Add to that the cost-of-living crisis – spiralling energy bills, rising food prices and inflation at its highest rate in decades – and perhaps it’s no wonder shoppers are starting already, for fear that costs will continue to go up. Do your shopping now, retailers seem to be suggesting, and you can take advantage of cut-price stock left over from last year. Unless you’re a real seasonal snob, there’s no difference between 2021’s baubles and 2022’s, after all.
The weather has got to take some of the blame, too. There’s nothing quite like record-breaking heat to make us daydream about snuggly evenings on the sofa watching Strictly. After the hottest, driest spell in 111 years, most of us are delighted to see the back of our parched August and wishing winter would hurry up and arrive. So is it any wonder, really, if our thoughts also turn to Christmas shopping?
A friend recalls a recent visit to a National Trust gift shop, where an apologetic sign over a display of Christmas cards acknowledged that they were intended mostly for overseas tourists who like to stock up on festive fayre while in the UK. Britain is, indeed, a hub for Christmas tourism, especially from Asia, with millions of visitors a year flocking to cities such as London, York and Edinburgh, as well as villages in the Cotswolds and rural Wales, any time from July to November – and seeking to take home with them a piece of the winter wonderland they imagine this country becomes when the first snow falls.

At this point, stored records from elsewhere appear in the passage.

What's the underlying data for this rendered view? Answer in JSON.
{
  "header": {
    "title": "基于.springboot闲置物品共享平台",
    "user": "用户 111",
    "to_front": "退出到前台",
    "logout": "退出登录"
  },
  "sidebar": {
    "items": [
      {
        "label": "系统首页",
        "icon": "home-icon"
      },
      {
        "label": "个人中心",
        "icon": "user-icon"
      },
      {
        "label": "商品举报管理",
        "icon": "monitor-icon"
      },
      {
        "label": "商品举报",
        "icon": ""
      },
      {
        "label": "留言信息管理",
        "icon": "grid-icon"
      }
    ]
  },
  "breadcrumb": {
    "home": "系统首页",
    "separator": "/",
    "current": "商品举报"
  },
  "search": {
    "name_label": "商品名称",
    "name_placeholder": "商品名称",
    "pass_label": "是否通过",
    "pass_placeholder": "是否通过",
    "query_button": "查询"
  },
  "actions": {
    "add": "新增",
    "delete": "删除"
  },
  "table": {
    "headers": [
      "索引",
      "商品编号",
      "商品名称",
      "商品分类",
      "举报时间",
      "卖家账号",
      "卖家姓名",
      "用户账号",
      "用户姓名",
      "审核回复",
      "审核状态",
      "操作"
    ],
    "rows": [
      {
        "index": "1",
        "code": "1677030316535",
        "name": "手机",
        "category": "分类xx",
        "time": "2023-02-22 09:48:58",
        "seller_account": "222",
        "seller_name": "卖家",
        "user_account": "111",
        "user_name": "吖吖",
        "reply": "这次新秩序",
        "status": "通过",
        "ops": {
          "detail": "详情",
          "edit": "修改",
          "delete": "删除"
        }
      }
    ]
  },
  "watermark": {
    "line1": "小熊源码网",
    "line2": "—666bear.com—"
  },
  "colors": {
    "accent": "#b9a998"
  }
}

I have no problem with this (although I do feel for the poor tourists whose experience may be less Love, Actually and more akin to a scene from Scrooge), but as the mother of two young children, this year’s Christmas creep is weighing on me more than ever. With a three-year-old and a one-year-old, ‘pester power’ already holds far too much sway in our house: my elder son has been asking for a blue scooter from Father Christmas since approximately mid-May, while my younger son wants everything his brother gets and then some. I dread to think of the requests – nay, demands – that will emerge over the coming months, as they are bombarded by adverts pushing the latest over-priced, ‘must-have’ toy or game.
Try telling a toddler with no concept of time that Santa isn’t coming for another 17 weeks and you’re asking for a tantrum. We’re getting through it by diverting all discussions about presents on to other Christmassy topics: what the weather’s like at the North Pole in August (mild and drizzly, if you’re interested), what Mrs Claus’s first name is (Gertrude, apparently) and what reindeer like to eat (moss and lichen). By December, at this rate, we’ll be ready to trounce the locals in the festive pub quiz.
For now, my plea is this: do not encourage the Christmas creep. If we don’t all go on an out-of-season spending spree, retailers will have to reconsider. With any luck, life will be back to normal by 2023, and we can put this down to an aberration of mad weather, winter anxiety and general doom and gloom.
Christmas may be the most wonderful time of the year, but it’s simply not that time yet. Step away from the tinsel, put down that box of fairy lights – and have a little patience, please.